Saturday, November 12, 2011

More Summer Camp Fun! (a little late, I know)

 COLLAGE STORIES—ERIC CARLE INSPIRED BOOKMAKING (see link to right to view finished book)



Sunday, August 28, 2011

Summer Camp Sketchbooking

Every morning we started camp with a sketchbook drawing. Before drawing, we always began this portion of the day by looking at examples of artist's notebooks, followed by a demonstration of materials or a process. Then, the class was prompted to take on a specific challenge. I also read to them, as well as gave a demonstration in response to the readings, to model a technique or idea. The above movie highlights one student's notebook, followed by still-photo excerpts from others.

Friday, May 6, 2011

Paul Klee

We began this project by looking at Paul Klee’s painting, “Picture Album”. We looked at the painting in a book called Art Start Very First Art books for Children by Ernest Raboff. In the book Raboff calls the painting “a sheet of pictures”, and says it looks like both a treasure hunting game and an ancient stone carving. As a class they searched for all the “treasures” in Klee’s painting, and then made a list of treasures that they would like to include in their “carving”. Klee used paint to make his painting, but I had the children use layers of craypas. I wanted them to have the sensation of actually carving into it, so I sanded popsicle sticks to have a point, and the children carved out their treasures, revealing the black paper underneath. They had free choice of what they included in their art, my only stipulation for them was to    include the “red sun” as seen in Klee’s painting. The results are colorful, whimsical, and personal to each child.

Sunday, April 17, 2011

Emily Carr

Emily Carr (1871-1945) was one of the first Canadian painters to adopt a post-impressionist painting style. Later in her life her imagery shifted from aboriginal themes to landscapes. In our class we talked about what we saw in her landscapes, and used them as inspiration. The students kept in mind the movement of the sky and trees, and the concept of foreground, middle ground and back ground.

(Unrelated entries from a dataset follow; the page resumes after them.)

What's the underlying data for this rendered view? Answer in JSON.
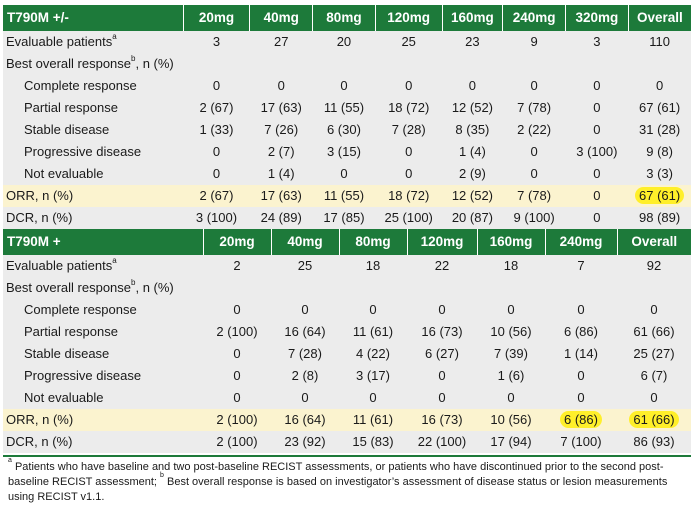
{
  "tables": [
    {
      "title": "T790M +/-",
      "doses": [
        "20mg",
        "40mg",
        "80mg",
        "120mg",
        "160mg",
        "240mg",
        "320mg",
        "Overall"
      ],
      "evaluable": {
        "label": "Evaluable patients",
        "note": "a",
        "values": [
          "3",
          "27",
          "20",
          "25",
          "23",
          "9",
          "3",
          "110"
        ]
      },
      "best_response": {
        "label_pre": "Best overall response",
        "note": "b",
        "label_post": ", n (%)"
      },
      "responses": [
        {
          "label": "Complete response",
          "values": [
            "0",
            "0",
            "0",
            "0",
            "0",
            "0",
            "0",
            "0"
          ]
        },
        {
          "label": "Partial response",
          "values": [
            "2 (67)",
            "17 (63)",
            "11 (55)",
            "18 (72)",
            "12 (52)",
            "7 (78)",
            "0",
            "67 (61)"
          ]
        },
        {
          "label": "Stable disease",
          "values": [
            "1 (33)",
            "7 (26)",
            "6 (30)",
            "7 (28)",
            "8 (35)",
            "2 (22)",
            "0",
            "31 (28)"
          ]
        },
        {
          "label": "Progressive disease",
          "values": [
            "0",
            "2 (7)",
            "3 (15)",
            "0",
            "1 (4)",
            "0",
            "3 (100)",
            "9 (8)"
          ]
        },
        {
          "label": "Not evaluable",
          "values": [
            "0",
            "1 (4)",
            "0",
            "0",
            "2 (9)",
            "0",
            "0",
            "3 (3)"
          ]
        }
      ],
      "orr": {
        "label": "ORR, n (%)",
        "values": [
          "2 (67)",
          "17 (63)",
          "11 (55)",
          "18 (72)",
          "12 (52)",
          "7 (78)",
          "0",
          "67 (61)"
        ],
        "highlighted": [
          false,
          false,
          false,
          false,
          false,
          false,
          false,
          true
        ]
      },
      "dcr": {
        "label": "DCR, n (%)",
        "values": [
          "3 (100)",
          "24 (89)",
          "17 (85)",
          "25 (100)",
          "20 (87)",
          "9 (100)",
          "0",
          "98 (89)"
        ]
      }
    },
    {
      "title": "T790M +",
      "doses": [
        "20mg",
        "40mg",
        "80mg",
        "120mg",
        "160mg",
        "240mg",
        "Overall"
      ],
      "evaluable": {
        "label": "Evaluable patients",
        "note": "a",
        "values": [
          "2",
          "25",
          "18",
          "22",
          "18",
          "7",
          "92"
        ]
      },
      "best_response": {
        "label_pre": "Best overall response",
        "note": "b",
        "label_post": ", n (%)"
      },
      "responses": [
        {
          "label": "Complete response",
          "values": [
            "0",
            "0",
            "0",
            "0",
            "0",
            "0",
            "0"
          ]
        },
        {
          "label": "Partial response",
          "values": [
            "2 (100)",
            "16 (64)",
            "11 (61)",
            "16 (73)",
            "10 (56)",
            "6 (86)",
            "61 (66)"
          ]
        },
        {
          "label": "Stable disease",
          "values": [
            "0",
            "7 (28)",
            "4 (22)",
            "6 (27)",
            "7 (39)",
            "1 (14)",
            "25 (27)"
          ]
        },
        {
          "label": "Progressive disease",
          "values": [
            "0",
            "2 (8)",
            "3 (17)",
            "0",
            "1 (6)",
            "0",
            "6 (7)"
          ]
        },
        {
          "label": "Not evaluable",
          "values": [
            "0",
            "0",
            "0",
            "0",
            "0",
            "0",
            "0"
          ]
        }
      ],
      "orr": {
        "label": "ORR, n (%)",
        "values": [
          "2 (100)",
          "16 (64)",
          "11 (61)",
          "16 (73)",
          "10 (56)",
          "6 (86)",
          "61 (66)"
        ],
        "highlighted": [
          false,
          false,
          false,
          false,
          false,
          true,
          true
        ]
      },
      "dcr": {
        "label": "DCR, n (%)",
        "values": [
          "2 (100)",
          "23 (92)",
          "15 (83)",
          "22 (100)",
          "17 (94)",
          "7 (100)",
          "86 (93)"
        ]
      }
    }
  ],
  "footnote": {
    "a_mark": "a",
    "a_text": " Patients who have baseline and two post-baseline RECIST assessments, or patients who have discontinued prior to the second post-baseline RECIST assessment; ",
    "b_mark": "b",
    "b_text": " Best overall response is based on investigator’s assessment of disease status or lesion measurements using RECIST v1.1."
  },
  "colors": {
    "header": "#1d7a3a",
    "shade": "#ececec",
    "orr_row": "#fbf3cf",
    "highlight": "#ffef2a"
  }
}
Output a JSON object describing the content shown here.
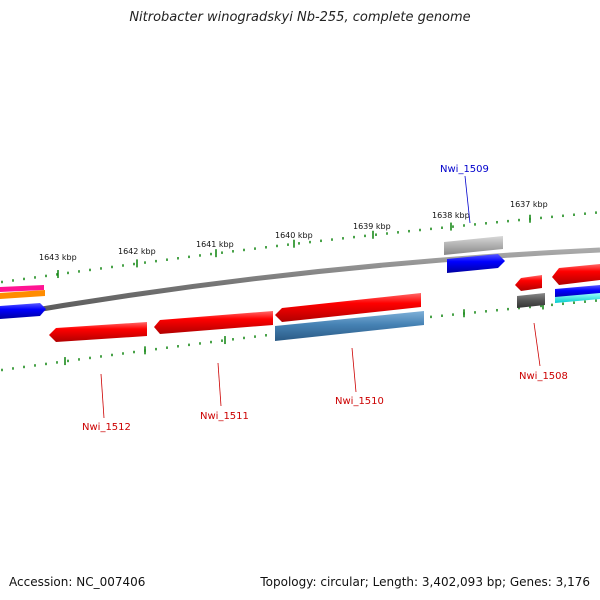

                    This class was made up of K-2nd grade students. Acrylic on canvas board.

Monday, March 21, 2011

Fashion Illustration

This past winter session I offered fashion illustration for ages 10 and up and it was a huge success. The students learned about the figure (proportion), gesture drawing, and the use of a variety of materials. We looked at different styles of fashion illustrators past and present. Working from photographs, the students were able to  practice their new skills. At the end of the class students worked on their own designs and presented them in a storyboard composition.